The features of Amazon S3 include:

Object store model for storing, listing, and retrieving data.
Support for objects up to 5 terabytes, with many petabytes of data allowed in a single "bucket".
Data is stored in Amazon S3 in buckets which are stored in different AWS regions.
Buckets can be restricted to different users or IAM roles.
Data stored in an Amazon S3 bucket is billed based on the size of data how long it is stored, and on operations accessing this data. In addition, you are billed when you transfer data between regions:
- Data transfers between an Amazon S3 bucket and a cluster running in the same region are free of download charges (except in the special case of buckets in which data is served on a user-pays basis).

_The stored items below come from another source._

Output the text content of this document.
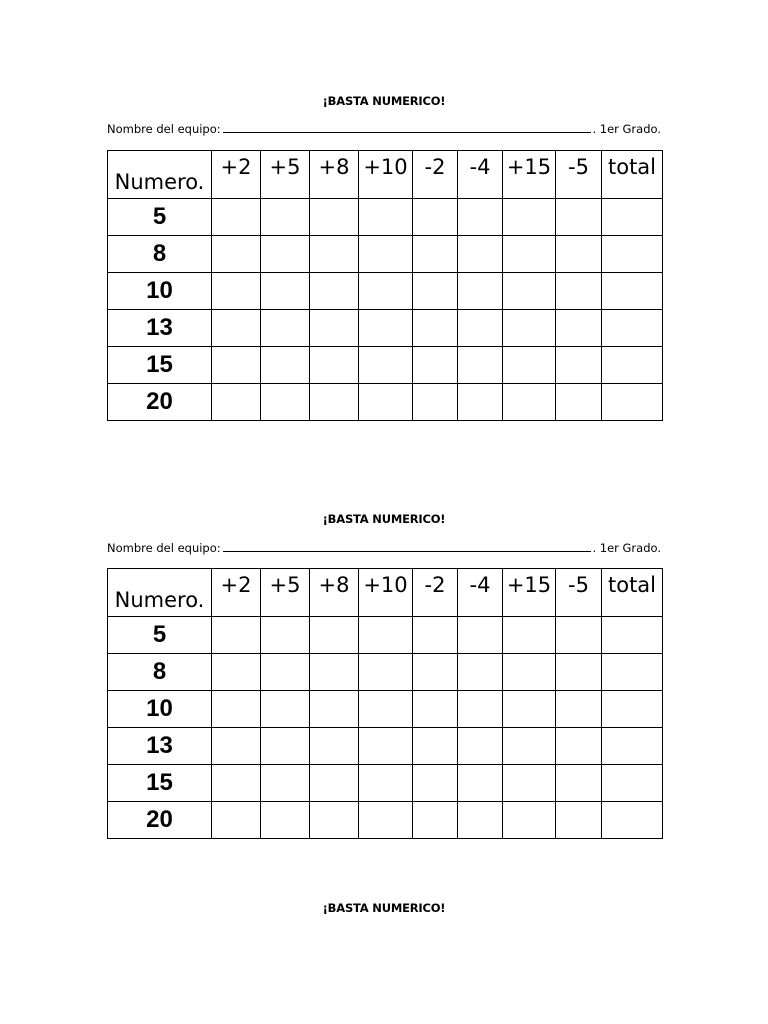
¡BASTA NUMERICO!
Nombre del equipo:	. 1er Grado.
Numero.	+2	+5	+8	+10	-2	-4	+15	-5	total
5									
8									
10									
13									
15									
20									
¡BASTA NUMERICO!
Nombre del equipo:	. 1er Grado.
Numero.	+2	+5	+8	+10	-2	-4	+15	-5	total
5									
8									
10									
13									
15									
20									
¡BASTA NUMERICO!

- Data downloaded from an Amazon S3 bucket located outside the region in which the bucket is hosted is billed per megabyte.
- Data downloaded from an Amazon S3 bucket to any host over the internet is also billed per-Megabyte.
Data stored in Amazon S3 can be backed up with Amazon Glacier.

The Hadoop client to S3, called "S3A", makes the contents of a bucket appear like a filesystem, with directories, files in the directories, and operations on directories and files. As a result, applications which can work with data stored in HDFS can also work with data stored in S3. However, since S3 is an object store, it has certain limitations that you should be aware of.